2008년 6월 25일 수요일

neoneoclassicalism

sometimes I just want to do something silli, man! (wow metasilliness)

has anyone else noticed how augustan our time is? we’ve got ourselves a large, powerful empire flexing its muscles, in which much poetry is created with conscious artifice (of course, this is more an attitude thing; it takes as much work, perhaps more, to construct poetry that looks natural or organic), a sense of the importance of community, and the poetic appropriation of other discourses. much as pope improved homer and virgil, poets like flarfists today improve google and other discourses. sometimes this is done in high seriousness, like some of those working in “language” poetry’s wake, while at others in a satirical vein that swift wouldn’t have been too upset about.

people talk about “formalism” as if there could be such a thing as formless poetry, but it is the foregrounding of form and associated linguistic devices in a lot of contemporary poetry (I’m thinking of recent poetry's creations of new forms; e.g. hejinian’s My Life; tranter’s haquiris; or those hay(na)kus, sure they're generally not hard forms to write within, but then again, after pope hit his heroic straps, I’m sure it wasn’t that difficult for him to turn out couplet after couplet) that makes me think of the augustan mode. if there’s anything like a little relevance in what I’m saying, why are important and wonderful poets like alexander pope generally still overlooked in favour of the romantics and modernists? is it our fear of obvious, regular rhyme? does it just sound too childish or monotonous for us?

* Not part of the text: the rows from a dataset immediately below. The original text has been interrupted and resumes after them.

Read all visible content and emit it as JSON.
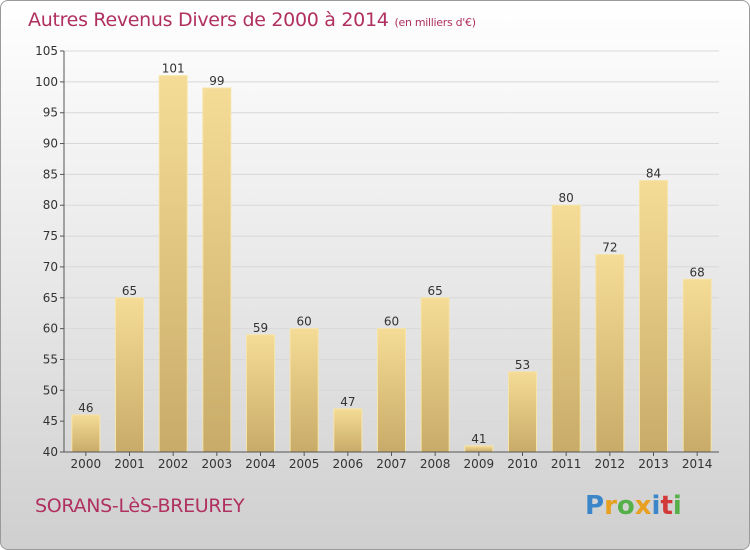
{
  "header": {
    "title": "Autres Revenus Divers de 2000 à 2014",
    "unit": "(en milliers d'€)"
  },
  "footer": {
    "city": "SORANS-LèS-BREUREY",
    "logo": "Proxiti",
    "logo_colors": [
      "#3a86c8",
      "#e8a020",
      "#56b04a",
      "#e8a020",
      "#3a86c8",
      "#d23a3a",
      "#56b04a"
    ]
  },
  "colors": {
    "title": "#b03060",
    "bar_top": "#f5dc96",
    "bar_bottom": "#c8ab68",
    "grid": "#d8d8d8"
  },
  "chart_data": {
    "type": "bar",
    "title": "Autres Revenus Divers de 2000 à 2014",
    "subtitle": "(en milliers d'€)",
    "xlabel": "",
    "ylabel": "",
    "categories": [
      "2000",
      "2001",
      "2002",
      "2003",
      "2004",
      "2005",
      "2006",
      "2007",
      "2008",
      "2009",
      "2010",
      "2011",
      "2012",
      "2013",
      "2014"
    ],
    "values": [
      46,
      65,
      101,
      99,
      59,
      60,
      47,
      60,
      65,
      41,
      53,
      80,
      72,
      84,
      68
    ],
    "ylim": [
      40,
      105
    ],
    "yticks": [
      40,
      45,
      50,
      55,
      60,
      65,
      70,
      75,
      80,
      85,
      90,
      95,
      100,
      105
    ],
    "grid": true,
    "data_labels": true,
    "legend": "none"
  }
}
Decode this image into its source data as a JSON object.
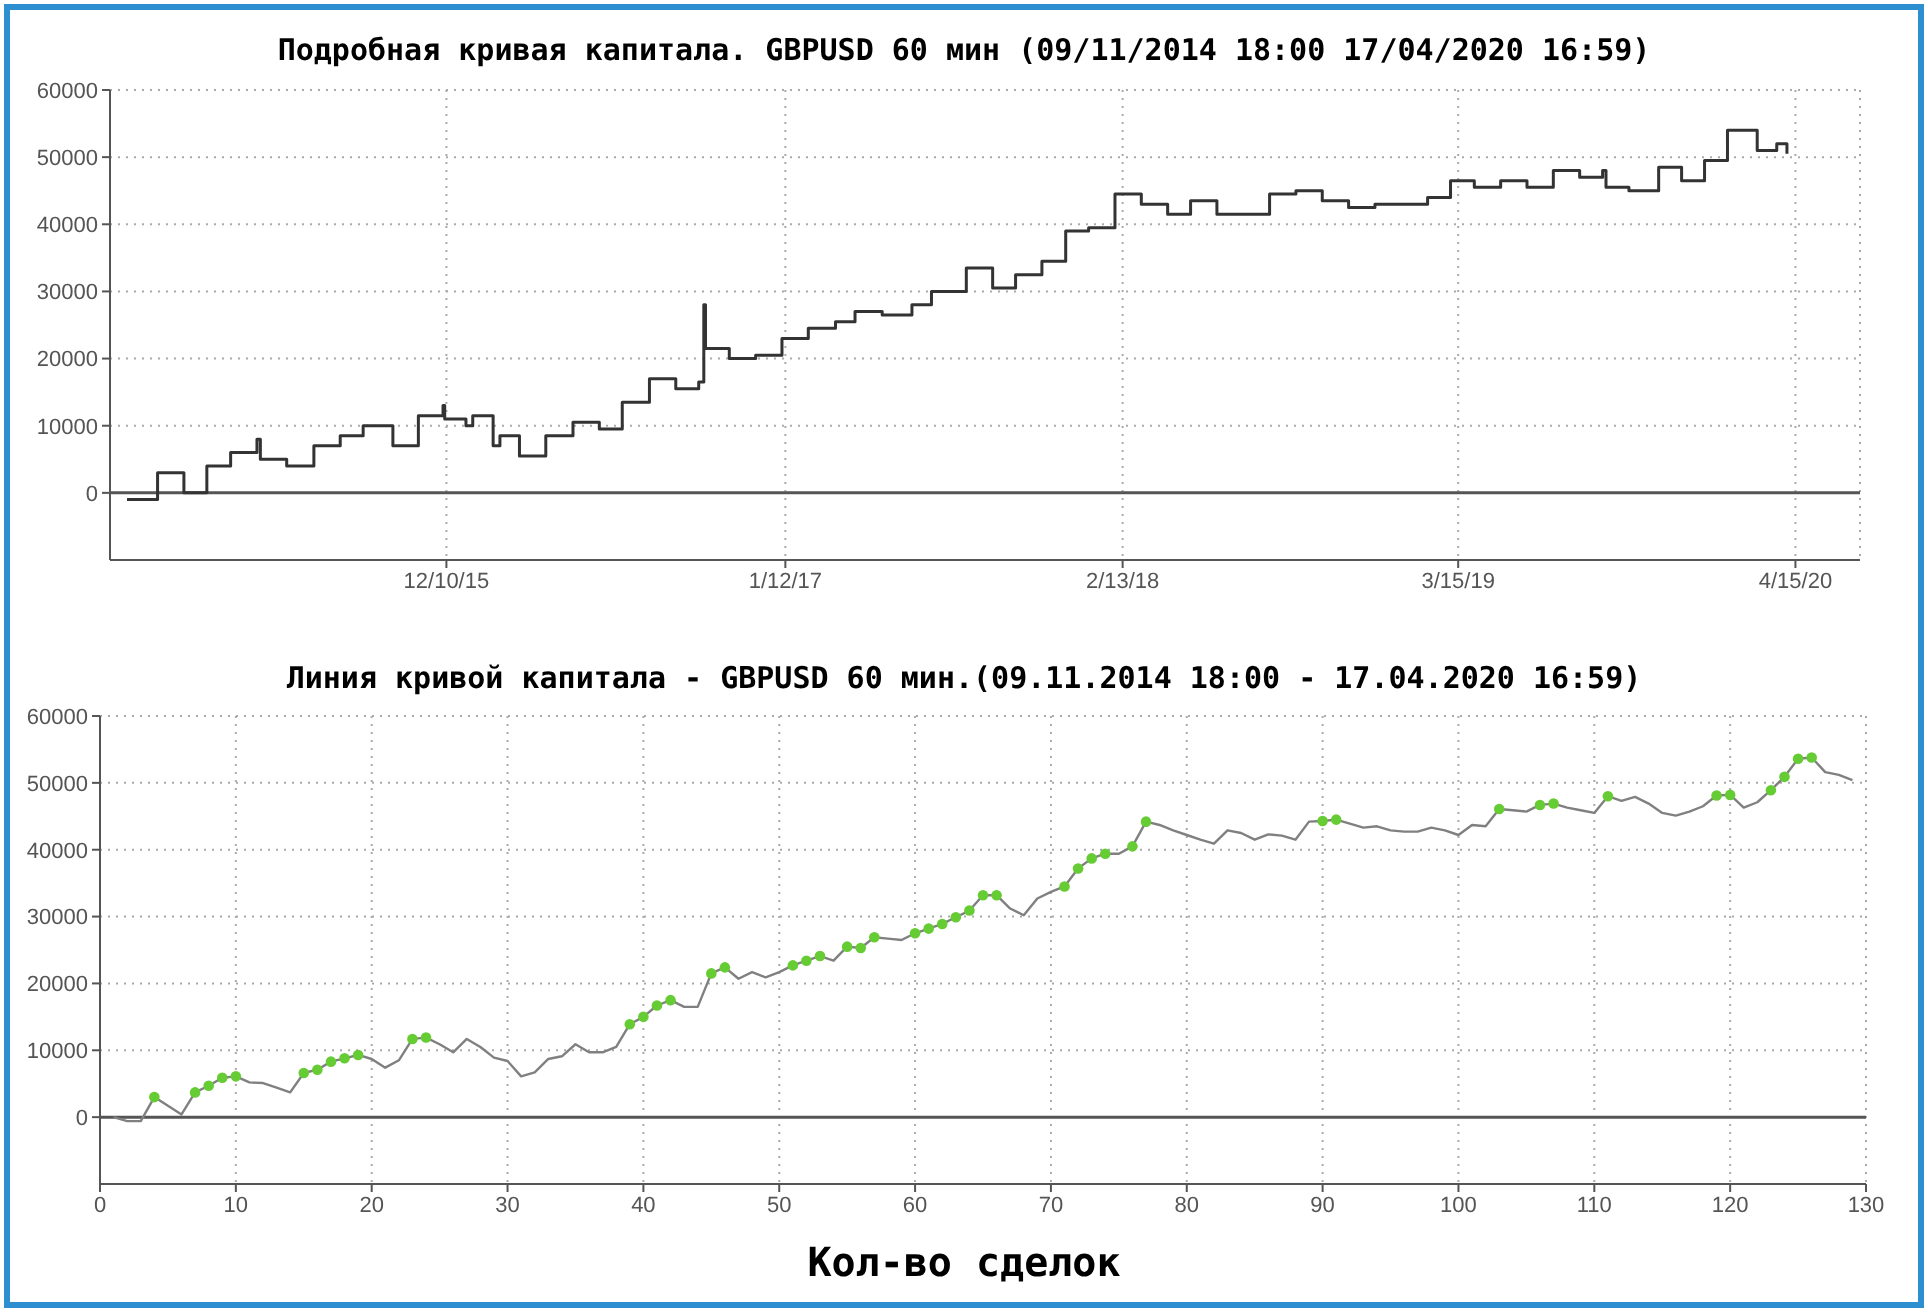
{
  "chart_data": [
    {
      "type": "step",
      "title": "Подробная кривая капитала.  GBPUSD 60 мин (09/11/2014 18:00 17/04/2020 16:59)",
      "xlim": [
        "2014-11-09",
        "2020-06-30"
      ],
      "xticks": [
        {
          "value": "2015-12-10",
          "label": "12/10/15"
        },
        {
          "value": "2017-01-12",
          "label": "1/12/17"
        },
        {
          "value": "2018-02-13",
          "label": "2/13/18"
        },
        {
          "value": "2019-03-15",
          "label": "3/15/19"
        },
        {
          "value": "2020-04-15",
          "label": "4/15/20"
        }
      ],
      "ylim": [
        -10000,
        60000
      ],
      "yticks": [
        0,
        10000,
        20000,
        30000,
        40000,
        50000,
        60000
      ],
      "grid": true,
      "ref_lines": [
        {
          "axis": "y",
          "value": 0,
          "color": "#555555"
        }
      ],
      "series": [
        {
          "color": "#333333",
          "x": [
            "2014-11-29",
            "2015-01-04",
            "2015-02-04",
            "2015-03-03",
            "2015-03-31",
            "2015-05-01",
            "2015-05-05",
            "2015-06-05",
            "2015-07-07",
            "2015-08-07",
            "2015-09-03",
            "2015-10-08",
            "2015-11-07",
            "2015-12-06",
            "2015-12-08",
            "2016-01-02",
            "2016-01-10",
            "2016-02-03",
            "2016-02-11",
            "2016-03-05",
            "2016-04-05",
            "2016-05-07",
            "2016-06-07",
            "2016-07-04",
            "2016-08-05",
            "2016-09-05",
            "2016-10-02",
            "2016-10-08",
            "2016-10-10",
            "2016-11-07",
            "2016-12-08",
            "2017-01-08",
            "2017-02-08",
            "2017-03-12",
            "2017-04-04",
            "2017-05-06",
            "2017-06-10",
            "2017-07-03",
            "2017-08-13",
            "2017-09-13",
            "2017-10-10",
            "2017-11-10",
            "2017-12-08",
            "2018-01-04",
            "2018-02-04",
            "2018-03-07",
            "2018-04-07",
            "2018-05-04",
            "2018-06-04",
            "2018-07-05",
            "2018-08-05",
            "2018-09-05",
            "2018-10-06",
            "2018-11-06",
            "2018-12-07",
            "2019-01-07",
            "2019-02-07",
            "2019-03-06",
            "2019-04-03",
            "2019-05-04",
            "2019-06-04",
            "2019-07-05",
            "2019-08-05",
            "2019-09-01",
            "2019-09-05",
            "2019-10-02",
            "2019-11-06",
            "2019-12-03",
            "2019-12-30",
            "2020-01-26",
            "2020-03-01",
            "2020-03-24",
            "2020-04-05"
          ],
          "values": [
            -1000,
            3000,
            0,
            4000,
            6000,
            8000,
            5000,
            4000,
            7000,
            8500,
            10000,
            7000,
            11500,
            13000,
            11000,
            10000,
            11500,
            7000,
            8500,
            5500,
            8500,
            10500,
            9500,
            13500,
            17000,
            15500,
            16500,
            28000,
            21500,
            20000,
            20500,
            23000,
            24500,
            25500,
            27000,
            26500,
            28000,
            30000,
            33500,
            30500,
            32500,
            34500,
            39000,
            39500,
            44500,
            43000,
            41500,
            43500,
            41500,
            41500,
            44500,
            45000,
            43500,
            42500,
            43000,
            43000,
            44000,
            46500,
            45500,
            46500,
            45500,
            48000,
            47000,
            48000,
            45500,
            45000,
            48500,
            46500,
            49500,
            54000,
            51000,
            52000,
            50500
          ]
        }
      ]
    },
    {
      "type": "line",
      "title": "Линия кривой капитала - GBPUSD 60 мин.(09.11.2014 18:00 - 17.04.2020 16:59)",
      "xlabel": "Кол-во сделок",
      "xlim": [
        0,
        130
      ],
      "xticks": [
        0,
        10,
        20,
        30,
        40,
        50,
        60,
        70,
        80,
        90,
        100,
        110,
        120,
        130
      ],
      "ylim": [
        -10000,
        60000
      ],
      "yticks": [
        0,
        10000,
        20000,
        30000,
        40000,
        50000,
        60000
      ],
      "grid": true,
      "ref_lines": [
        {
          "axis": "y",
          "value": 0,
          "color": "#555555"
        }
      ],
      "series": [
        {
          "color": "#808080",
          "marker": "none",
          "x": [
            1,
            2,
            3,
            4,
            5,
            6,
            7,
            8,
            9,
            10,
            11,
            12,
            13,
            14,
            15,
            16,
            17,
            18,
            19,
            20,
            21,
            22,
            23,
            24,
            25,
            26,
            27,
            28,
            29,
            30,
            31,
            32,
            33,
            34,
            35,
            36,
            37,
            38,
            39,
            40,
            41,
            42,
            43,
            44,
            45,
            46,
            47,
            48,
            49,
            50,
            51,
            52,
            53,
            54,
            55,
            56,
            57,
            58,
            59,
            60,
            61,
            62,
            63,
            64,
            65,
            66,
            67,
            68,
            69,
            70,
            71,
            72,
            73,
            74,
            75,
            76,
            77,
            78,
            79,
            80,
            81,
            82,
            83,
            84,
            85,
            86,
            87,
            88,
            89,
            90,
            91,
            92,
            93,
            94,
            95,
            96,
            97,
            98,
            99,
            100,
            101,
            102,
            103,
            104,
            105,
            106,
            107,
            108,
            109,
            110,
            111,
            112,
            113,
            114,
            115,
            116,
            117,
            118,
            119,
            120,
            121,
            122,
            123,
            124,
            125,
            126,
            127,
            128,
            129
          ],
          "values": [
            0,
            -600,
            -600,
            3000,
            1700,
            400,
            3700,
            4700,
            5900,
            6100,
            5200,
            5100,
            4400,
            3700,
            6600,
            7100,
            8300,
            8800,
            9300,
            8700,
            7400,
            8500,
            11700,
            11900,
            10900,
            9700,
            11700,
            10500,
            8900,
            8400,
            6100,
            6700,
            8700,
            9100,
            10900,
            9700,
            9700,
            10500,
            13900,
            15000,
            16700,
            17500,
            16500,
            16500,
            21500,
            22400,
            20700,
            21700,
            20900,
            21700,
            22700,
            23400,
            24100,
            23400,
            25500,
            25300,
            26900,
            26700,
            26500,
            27500,
            28200,
            28900,
            29900,
            30900,
            33200,
            33200,
            31200,
            30200,
            32700,
            33700,
            34500,
            37200,
            38700,
            39400,
            39400,
            40500,
            44200,
            43700,
            42900,
            42200,
            41500,
            40900,
            42900,
            42500,
            41500,
            42300,
            42100,
            41500,
            44200,
            44300,
            44500,
            43900,
            43300,
            43500,
            42900,
            42700,
            42700,
            43300,
            42900,
            42200,
            43700,
            43500,
            46100,
            45900,
            45700,
            46700,
            46900,
            46300,
            45900,
            45500,
            48000,
            47300,
            47900,
            46900,
            45500,
            45100,
            45700,
            46500,
            48100,
            48200,
            46300,
            47100,
            48900,
            50900,
            53600,
            53800,
            51600,
            51200,
            50400
          ]
        },
        {
          "type": "scatter",
          "color": "#66cc33",
          "marker": "circle",
          "x": [
            4,
            7,
            8,
            9,
            10,
            15,
            16,
            17,
            18,
            19,
            23,
            24,
            39,
            40,
            41,
            42,
            45,
            46,
            51,
            52,
            53,
            55,
            56,
            57,
            60,
            61,
            62,
            63,
            64,
            65,
            66,
            71,
            72,
            73,
            74,
            76,
            77,
            90,
            91,
            103,
            106,
            107,
            111,
            119,
            120,
            123,
            124,
            125,
            126
          ],
          "values": [
            3000,
            3700,
            4700,
            5900,
            6100,
            6600,
            7100,
            8300,
            8800,
            9300,
            11700,
            11900,
            13900,
            15000,
            16700,
            17500,
            21500,
            22400,
            22700,
            23400,
            24100,
            25500,
            25300,
            26900,
            27500,
            28200,
            28900,
            29900,
            30900,
            33200,
            33200,
            34500,
            37200,
            38700,
            39400,
            40500,
            44200,
            44300,
            44500,
            46100,
            46700,
            46900,
            48000,
            48100,
            48200,
            48900,
            50900,
            53600,
            53800
          ]
        }
      ]
    }
  ]
}
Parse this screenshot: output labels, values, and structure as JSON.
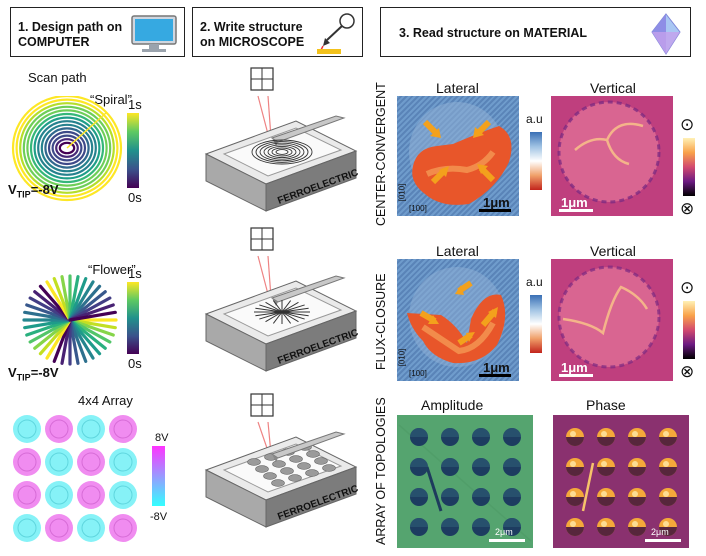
{
  "headers": {
    "step1_line1": "1. Design path on",
    "step1_line2": "COMPUTER",
    "step2_line1": "2. Write structure",
    "step2_line2": "on MICROSCOPE",
    "step3": "3. Read structure on MATERIAL"
  },
  "left_column": {
    "scan_path_title": "Scan path",
    "spiral_label": "“Spiral”",
    "flower_label": "“Flower”",
    "array_label": "4x4 Array",
    "time_top": "1s",
    "time_bottom": "0s",
    "vtip_main": "V",
    "vtip_sub": "TIP",
    "vtip_value": "=-8V",
    "voltage_top": "8V",
    "voltage_bottom": "-8V"
  },
  "middle_column": {
    "device_label": "FERROELECTRIC"
  },
  "right_column": {
    "row1_label": "CENTER-CONVERGENT",
    "row2_label": "FLUX-CLOSURE",
    "row3_label": "ARRAY OF TOPOLOGIES",
    "lateral": "Lateral",
    "vertical": "Vertical",
    "amplitude": "Amplitude",
    "phase": "Phase",
    "au": "a.u",
    "scale_1um": "1μm",
    "scale_2um": "2μm",
    "axis_010": "[010]",
    "axis_100": "[100]",
    "out_of_plane_symbol": "⊙",
    "into_plane_symbol": "⊗"
  },
  "colors": {
    "viridis_top": "#fde725",
    "viridis_mid": "#21918c",
    "viridis_bottom": "#440154",
    "cool_top": "#ff33ff",
    "cool_bottom": "#33ffff",
    "lateral_blue": "#5d8fc9",
    "lateral_orange": "#e8562a",
    "vertical_magenta": "#b7418a",
    "amplitude_green": "#4fa36a",
    "phase_purple": "#7a2a69",
    "arrow_orange": "#f3a11c"
  }
}
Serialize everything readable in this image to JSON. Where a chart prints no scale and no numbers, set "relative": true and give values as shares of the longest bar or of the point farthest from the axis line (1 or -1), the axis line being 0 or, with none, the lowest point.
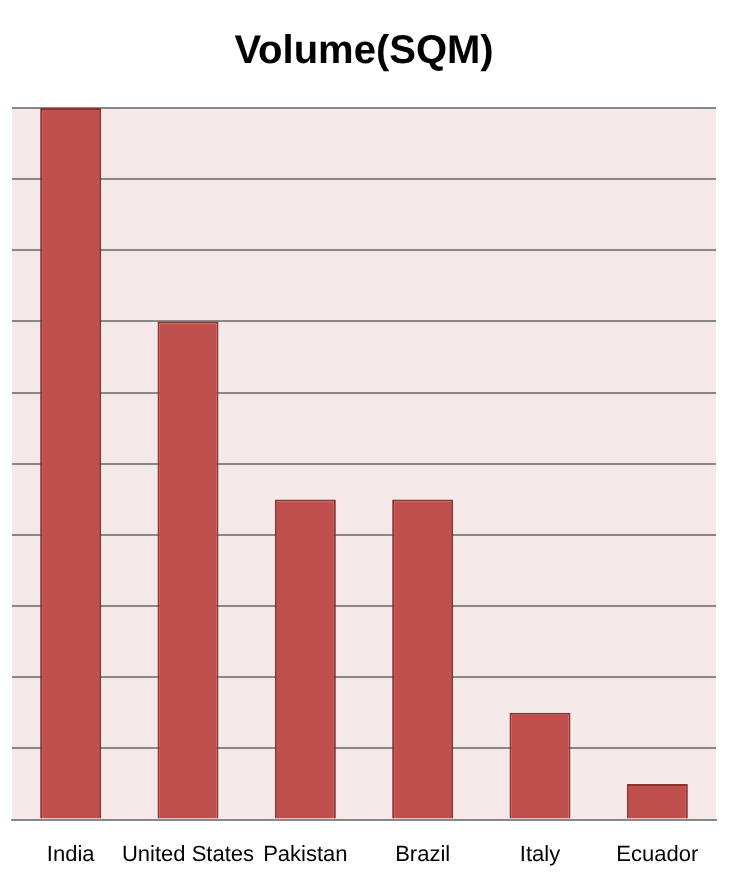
{
  "chart_data": {
    "type": "bar",
    "title": "Volume(SQM)",
    "categories": [
      "India",
      "United States",
      "Pakistan",
      "Brazil",
      "Italy",
      "Ecuador"
    ],
    "values": [
      1,
      0.7,
      0.45,
      0.45,
      0.15,
      0.05
    ],
    "color": "#c0504d",
    "relative": true,
    "grid": "y",
    "legend": false
  }
}
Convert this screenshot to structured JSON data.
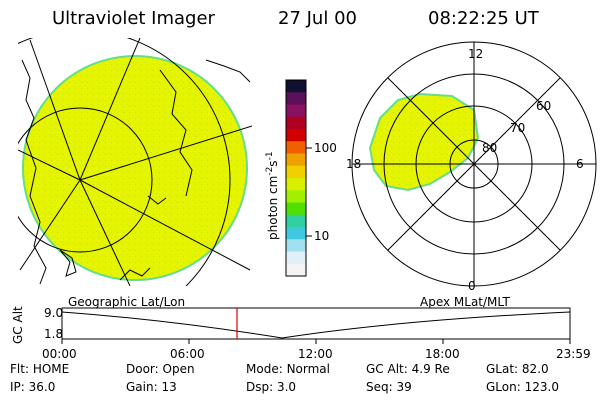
{
  "header": {
    "instrument": "Ultraviolet Imager",
    "date": "27 Jul 00",
    "time": "08:22:25 UT"
  },
  "left_panel": {
    "label": "Geographic Lat/Lon",
    "fill_color": "#e3f500",
    "edge_color": "#66dd88"
  },
  "right_panel": {
    "label": "Apex MLat/MLT",
    "mlt_labels": {
      "top": "12",
      "left": "18",
      "right": "6",
      "bottom": "0"
    },
    "lat_labels": [
      "80",
      "70",
      "60"
    ],
    "fill_color": "#e3f500"
  },
  "colorbar": {
    "unit_label": "photon cm",
    "unit_exp1": "-2",
    "unit_mid": "s",
    "unit_exp2": "-1",
    "tick_labels": [
      "100",
      "10"
    ],
    "colors": [
      "#101030",
      "#5a105a",
      "#8a1060",
      "#b00020",
      "#d00000",
      "#f06000",
      "#f0a000",
      "#f0d000",
      "#d8f000",
      "#a0f000",
      "#50e000",
      "#30d0a0",
      "#40c8e0",
      "#a0e0f0",
      "#e0f0f8",
      "#f4f4f4"
    ]
  },
  "timeline": {
    "y_axis_label": "GC Alt",
    "y_ticks": [
      "9.0",
      "1.8"
    ],
    "x_ticks": [
      "00:00",
      "06:00",
      "12:00",
      "18:00",
      "23:59"
    ],
    "marker_color": "#dd0000"
  },
  "info": {
    "row1": [
      {
        "key": "Flt:",
        "value": "HOME"
      },
      {
        "key": "Door:",
        "value": "Open"
      },
      {
        "key": "Mode:",
        "value": "Normal"
      },
      {
        "key": "GC Alt:",
        "value": "4.9 Re"
      },
      {
        "key": "GLat:",
        "value": "82.0"
      }
    ],
    "row2": [
      {
        "key": "IP:",
        "value": "36.0"
      },
      {
        "key": "Gain:",
        "value": "13"
      },
      {
        "key": "Dsp:",
        "value": "3.0"
      },
      {
        "key": "Seq:",
        "value": "39"
      },
      {
        "key": "GLon:",
        "value": "123.0"
      }
    ]
  }
}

rhyme is still important to so much poetry being written today. even the most minimal stuff, like saroyam’s lighght, utilises and plays off this ancient poetic device. other old things like this are just as important. perhaps a.d hope was right in saying (in his great little essay, "the discursive mode") that we just can’t hear the beautiful, supple, baroque music in the heroic couplet form as well as the Augustans themselves could. the infinite variation caused by slightly different placings of the caesura, the amazing tension caused when syntax is pushed against the balance imposed by the couplet; all this isn’t simple or boring. I think we’re living in quite an augustan age, and maybe it’d be good for us to look more at – engage and sometimes maybe even enjoy what those poets were doing back then.